Federal Level Actions that Could Impact Industry
That political good is going to play out in a big way as a combination of market trends converge in 2021 and 2022, Levin said. These trends include 5G buildouts, the C-band auction buildout, federal money to support broadband buildout in rural areas, $20 billion Congress approved for broadband and another $10 billion approved for consumer subsidies for broadband connectivity. Indeed, the pandemic made people appreciate that connectivity is important to how we function as a society.
However, if the Biden Administration requires 100 Mbps uplink speeds and 100 Mbps downlink speeds, that effectively precludes anything but fiber connectivity, including 5G wireless services, Adelstein noted. “I don’t think Congress has an appreciation for what 5G can do,” Levin added.
There are legitimate debates around future-proofing the networks, but also concerns about the 60 million to 80 million people who cannot afford broadband connectivity, Levin said. A study should be done to see what kinds of speeds a family with three students and a parent working from home need for robust connectivity. They might not need equal uplink and downlink speeds.
Verizon and AT&T spent a whopping $80 billion on C-band spectrum, and Verizon especially would like to put that spectrum to use quickly, Levin noted. The problem with spending so much money at auction is the money should be spent on networks.
A big question for DISH is how it executes building its network, Levin noted. In some ways, DISH may be better off because it is riding a technological breakthrough and does not have to worry about a legacy network. Hiring former T-Mobile executive Dave Mayo to build the network was a good move, Adelstein added.
2021 will be the first time since 2015 when all carriers have active buildout plans, Forkas commented. That could contribute to a scarce workforce, Levin said.
Congress needs to understand that 5G is imperative to broadband buildout, Adelstein noted.

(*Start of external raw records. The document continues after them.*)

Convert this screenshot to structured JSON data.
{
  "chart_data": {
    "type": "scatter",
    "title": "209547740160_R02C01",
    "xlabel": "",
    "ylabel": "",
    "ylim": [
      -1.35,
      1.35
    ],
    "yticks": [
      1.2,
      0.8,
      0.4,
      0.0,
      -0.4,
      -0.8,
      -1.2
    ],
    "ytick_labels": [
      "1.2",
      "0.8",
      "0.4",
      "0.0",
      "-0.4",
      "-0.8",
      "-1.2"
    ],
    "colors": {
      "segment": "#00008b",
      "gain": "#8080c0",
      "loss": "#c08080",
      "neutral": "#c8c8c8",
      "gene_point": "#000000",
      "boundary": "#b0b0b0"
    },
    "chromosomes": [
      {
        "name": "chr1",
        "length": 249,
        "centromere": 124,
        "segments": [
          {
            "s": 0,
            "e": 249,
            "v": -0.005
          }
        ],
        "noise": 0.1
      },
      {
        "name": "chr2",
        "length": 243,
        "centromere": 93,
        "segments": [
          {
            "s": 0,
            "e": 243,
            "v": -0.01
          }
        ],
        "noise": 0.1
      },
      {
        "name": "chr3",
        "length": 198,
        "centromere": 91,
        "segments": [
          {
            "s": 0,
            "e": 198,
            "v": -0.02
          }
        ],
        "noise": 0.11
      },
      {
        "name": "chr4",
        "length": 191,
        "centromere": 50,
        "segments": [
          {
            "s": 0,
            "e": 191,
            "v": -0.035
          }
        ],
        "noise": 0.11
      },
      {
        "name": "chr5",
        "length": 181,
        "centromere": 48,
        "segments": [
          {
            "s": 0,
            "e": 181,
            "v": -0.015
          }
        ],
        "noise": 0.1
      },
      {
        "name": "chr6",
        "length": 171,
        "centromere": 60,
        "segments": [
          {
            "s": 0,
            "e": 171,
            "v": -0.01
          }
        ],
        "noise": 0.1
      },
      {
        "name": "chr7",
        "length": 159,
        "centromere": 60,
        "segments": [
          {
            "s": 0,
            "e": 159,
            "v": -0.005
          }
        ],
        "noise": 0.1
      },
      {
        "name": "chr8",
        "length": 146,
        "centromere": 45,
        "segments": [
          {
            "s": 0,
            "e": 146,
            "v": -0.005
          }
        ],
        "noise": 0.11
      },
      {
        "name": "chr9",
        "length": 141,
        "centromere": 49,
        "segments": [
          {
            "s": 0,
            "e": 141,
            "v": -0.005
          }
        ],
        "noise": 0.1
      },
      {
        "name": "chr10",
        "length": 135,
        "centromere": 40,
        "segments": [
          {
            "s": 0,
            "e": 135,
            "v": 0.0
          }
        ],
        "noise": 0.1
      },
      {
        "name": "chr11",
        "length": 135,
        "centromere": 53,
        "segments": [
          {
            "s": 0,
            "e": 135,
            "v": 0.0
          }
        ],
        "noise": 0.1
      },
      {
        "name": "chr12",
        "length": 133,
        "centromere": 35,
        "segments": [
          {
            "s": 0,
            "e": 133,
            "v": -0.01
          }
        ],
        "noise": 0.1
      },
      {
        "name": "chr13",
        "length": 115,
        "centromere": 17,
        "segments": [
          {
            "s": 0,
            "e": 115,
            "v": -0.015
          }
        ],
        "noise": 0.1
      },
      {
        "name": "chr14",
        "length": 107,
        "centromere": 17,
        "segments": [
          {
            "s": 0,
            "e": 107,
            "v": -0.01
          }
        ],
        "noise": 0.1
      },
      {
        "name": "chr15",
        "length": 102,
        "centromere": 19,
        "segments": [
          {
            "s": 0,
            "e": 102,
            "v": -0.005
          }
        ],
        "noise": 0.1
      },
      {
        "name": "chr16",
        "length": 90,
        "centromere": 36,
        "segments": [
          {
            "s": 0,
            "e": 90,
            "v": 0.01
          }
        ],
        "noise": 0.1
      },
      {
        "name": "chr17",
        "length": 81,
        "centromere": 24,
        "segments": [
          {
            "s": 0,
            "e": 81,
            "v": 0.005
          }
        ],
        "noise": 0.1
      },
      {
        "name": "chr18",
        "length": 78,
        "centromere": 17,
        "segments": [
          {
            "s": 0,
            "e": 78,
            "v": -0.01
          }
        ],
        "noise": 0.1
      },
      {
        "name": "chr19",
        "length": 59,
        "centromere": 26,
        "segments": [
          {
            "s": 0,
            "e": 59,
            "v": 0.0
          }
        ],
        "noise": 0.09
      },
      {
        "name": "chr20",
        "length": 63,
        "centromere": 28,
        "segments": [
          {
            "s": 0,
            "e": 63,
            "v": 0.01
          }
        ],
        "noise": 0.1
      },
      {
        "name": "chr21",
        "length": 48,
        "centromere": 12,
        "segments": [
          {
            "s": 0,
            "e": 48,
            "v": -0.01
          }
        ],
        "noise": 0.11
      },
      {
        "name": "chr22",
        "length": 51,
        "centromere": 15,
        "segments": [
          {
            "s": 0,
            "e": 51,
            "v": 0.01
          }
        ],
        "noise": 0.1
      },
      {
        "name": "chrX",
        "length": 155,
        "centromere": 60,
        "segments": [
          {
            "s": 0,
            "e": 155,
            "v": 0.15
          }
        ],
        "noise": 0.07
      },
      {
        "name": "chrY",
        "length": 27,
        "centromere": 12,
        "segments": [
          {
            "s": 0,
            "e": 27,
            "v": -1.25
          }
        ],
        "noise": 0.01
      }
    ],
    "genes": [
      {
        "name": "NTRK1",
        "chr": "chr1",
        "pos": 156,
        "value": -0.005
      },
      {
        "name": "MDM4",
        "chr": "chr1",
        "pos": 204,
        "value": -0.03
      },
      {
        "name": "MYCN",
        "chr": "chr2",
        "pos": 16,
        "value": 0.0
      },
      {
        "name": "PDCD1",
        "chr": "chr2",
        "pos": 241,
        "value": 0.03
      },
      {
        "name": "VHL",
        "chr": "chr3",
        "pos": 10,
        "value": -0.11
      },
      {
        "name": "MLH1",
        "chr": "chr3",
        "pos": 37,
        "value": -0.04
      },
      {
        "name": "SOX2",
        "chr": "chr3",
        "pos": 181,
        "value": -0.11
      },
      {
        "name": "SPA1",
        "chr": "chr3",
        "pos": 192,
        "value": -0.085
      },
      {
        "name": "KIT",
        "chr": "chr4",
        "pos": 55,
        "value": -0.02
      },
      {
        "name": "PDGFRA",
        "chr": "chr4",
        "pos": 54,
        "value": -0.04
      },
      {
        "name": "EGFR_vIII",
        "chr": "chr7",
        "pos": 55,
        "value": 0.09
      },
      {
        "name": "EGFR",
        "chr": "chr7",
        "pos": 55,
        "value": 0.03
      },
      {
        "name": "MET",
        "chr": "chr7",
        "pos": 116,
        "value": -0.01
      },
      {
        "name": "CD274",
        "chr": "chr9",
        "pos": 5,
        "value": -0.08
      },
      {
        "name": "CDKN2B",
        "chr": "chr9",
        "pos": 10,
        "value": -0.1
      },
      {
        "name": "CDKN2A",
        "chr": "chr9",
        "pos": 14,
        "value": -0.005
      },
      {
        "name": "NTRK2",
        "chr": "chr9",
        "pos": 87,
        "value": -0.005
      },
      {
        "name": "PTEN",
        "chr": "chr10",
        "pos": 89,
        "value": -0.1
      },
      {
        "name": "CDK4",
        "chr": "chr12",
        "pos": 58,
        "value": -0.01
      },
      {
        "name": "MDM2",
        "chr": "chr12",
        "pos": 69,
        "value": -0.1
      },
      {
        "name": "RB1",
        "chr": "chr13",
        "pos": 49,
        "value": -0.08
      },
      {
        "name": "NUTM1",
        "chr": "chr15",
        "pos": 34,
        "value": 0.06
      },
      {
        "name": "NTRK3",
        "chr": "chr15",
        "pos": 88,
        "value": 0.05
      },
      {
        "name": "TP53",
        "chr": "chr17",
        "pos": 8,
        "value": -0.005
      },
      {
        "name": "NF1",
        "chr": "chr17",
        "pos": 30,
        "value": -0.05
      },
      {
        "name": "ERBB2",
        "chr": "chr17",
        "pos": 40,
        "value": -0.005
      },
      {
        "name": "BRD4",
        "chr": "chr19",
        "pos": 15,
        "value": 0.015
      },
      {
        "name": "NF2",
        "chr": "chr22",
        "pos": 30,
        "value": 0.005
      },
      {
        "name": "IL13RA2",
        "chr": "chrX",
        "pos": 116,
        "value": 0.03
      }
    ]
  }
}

Two big use cases for 5G are online real-time gambling and telehealth, Levin commented. Telehealth services allow elderly people to stay in their homes longer instead of being forced to move into nursing homes. However, 5G deployments will be a bit of a slog, Adelstein noted. Carriers are dealing with a different underlying architecture than they had with 1G to 4G, Levin added. When 4G was being deployed, industry pundits assumed it would be used for video, but no one predicted Uber and DoorDash applications.
No one has yet come up with the big idea that causes mobile operators to speed up their 5G deployments to take advantage of new revenues, Levin said. There are certain things that only mobile can do. Going forward, the infrastructure industry needs a vision that goes out to 2030 and 2040.